Pourtant, assure Martin Guérin, la visite du plus grand athlète du XXe siècle n'a pas fait que des heureux. «Après sa visite, c'était même devenu presque tabou d'en parler», déplore-t-il. Plusieurs ont été déçus de la visite d'Ali, qui avait fait escale dans les grands chantiers hydroélectriques du nord du Québec avant d'atterrir à Rouyn, histoire de lui faire voir les grandeurs du génie québécois.

Or, au-delà du coup d'éclat, le comité organisateur de la ville hôte des Championnats cherchait à rentabiliser cette invitation. La conférence d'Ali servirait à récolter des fonds pour renflouer les coffres de l'événement.

«On ne sait pas exactement quel fut le bilan financier de l'opération, indique le réalisateur. Selon certaines estimations, les Championnats auraient terminé dans le rouge.» Un déficit de milliers, voire de dizaines de milliers de dollars.

À elle seule, la visite d'Ali aurait coûté plus de 15 000$. Or, non seulement l'événement ne fut pas rentable, mais, en plus, l'athlète a commencé sa conférence en disant qu'il n'allait pas parler de boxe.
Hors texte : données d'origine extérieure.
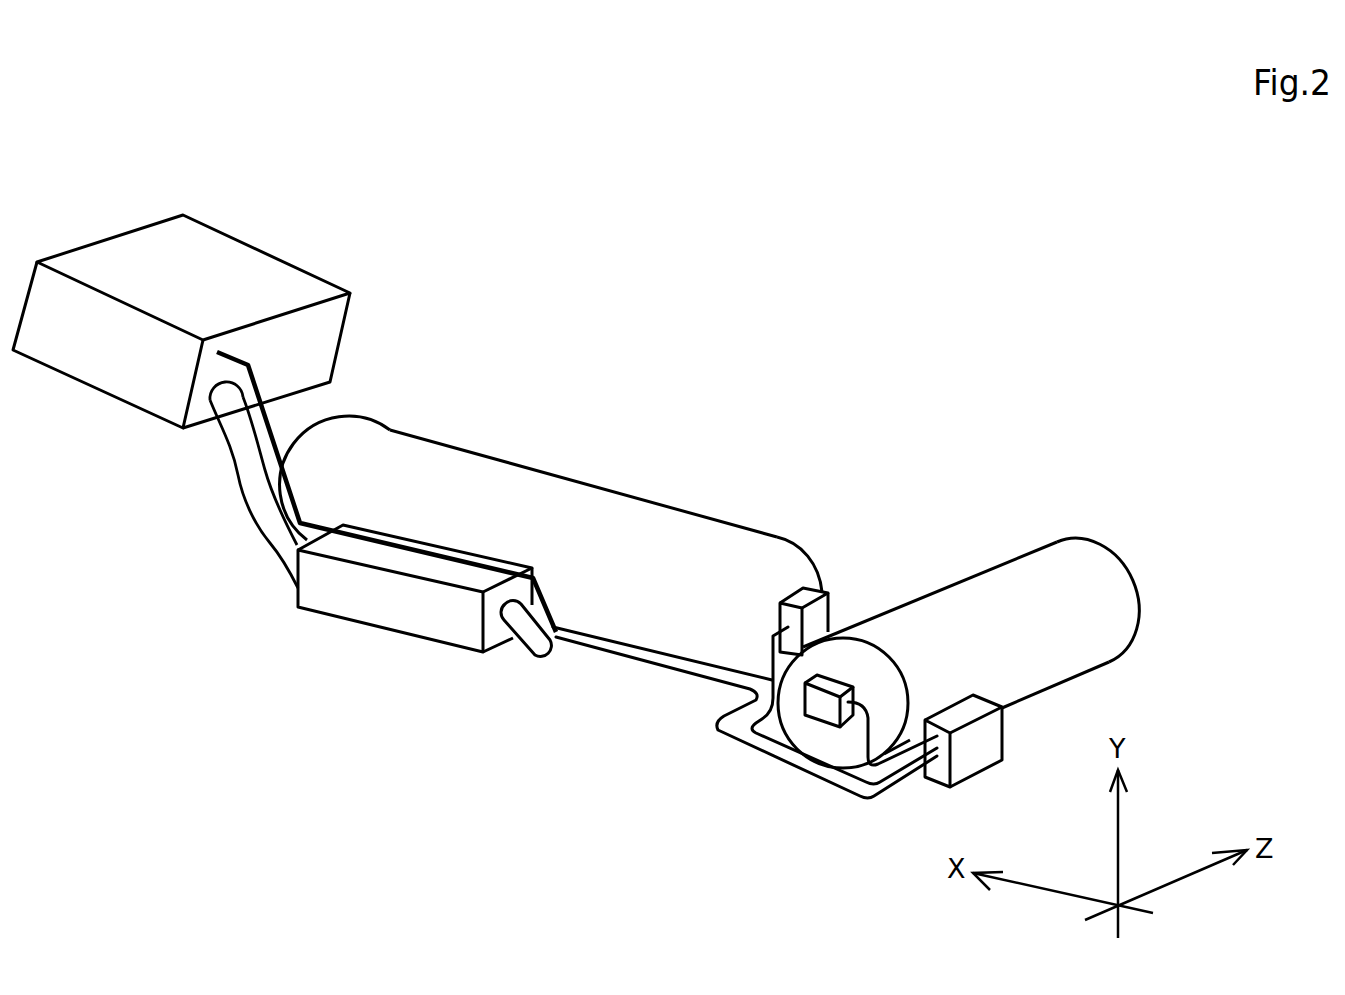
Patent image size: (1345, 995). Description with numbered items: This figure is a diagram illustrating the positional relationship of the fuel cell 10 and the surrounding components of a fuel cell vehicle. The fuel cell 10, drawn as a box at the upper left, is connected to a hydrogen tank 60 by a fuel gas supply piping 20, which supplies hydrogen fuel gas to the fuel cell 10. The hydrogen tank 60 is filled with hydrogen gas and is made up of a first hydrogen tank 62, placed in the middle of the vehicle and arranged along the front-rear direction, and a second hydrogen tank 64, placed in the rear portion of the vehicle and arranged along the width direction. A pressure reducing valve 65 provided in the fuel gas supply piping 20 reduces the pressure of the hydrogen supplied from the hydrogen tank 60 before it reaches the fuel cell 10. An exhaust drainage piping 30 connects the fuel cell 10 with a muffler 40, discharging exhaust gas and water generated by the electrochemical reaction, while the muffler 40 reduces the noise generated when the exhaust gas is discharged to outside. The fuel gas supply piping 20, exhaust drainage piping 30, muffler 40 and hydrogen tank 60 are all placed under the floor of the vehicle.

The fuel cell 10 is at (245, 262).
The fuel gas supply piping 20 is at (772, 633).
The exhaust drainage piping 30 is at (278, 558).
The muffler 40 is at (417, 623).
The hydrogen tank 60 is at (893, 403).
The first hydrogen tank 62 is at (750, 543).
The second hydrogen tank 64 is at (908, 625).
The pressure reducing valve 65 is at (978, 760).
Il a plutôt parlé de la condition des Noirs aux États-Unis et de l'Islam...

«À l'époque, j'imagine que ça a déçu beaucoup de gens, sans compter les jalousies de ceux qui n'étaient pas de Rouyn-Noranda et qui n'ont pas hésité à blâmer les organisateurs, croit Guérin. Et pourtant... quel exploit! C'est historique! On devrait plutôt être fier d'avoir réussi ça.»

Voir Ali, ce n'est pas seulement le récit d'une visite rare ou le témoignage de privilégiés qui ont côtoyé de près la légende. C'est une oeuvre qui contribue à réhabiliter l'événement et ceux qui l'ont rendu possible, en lui redonnant la place qu'il mérite dans l'histoire de la région.

Voir Ali prend l'affiche aujourd'hui.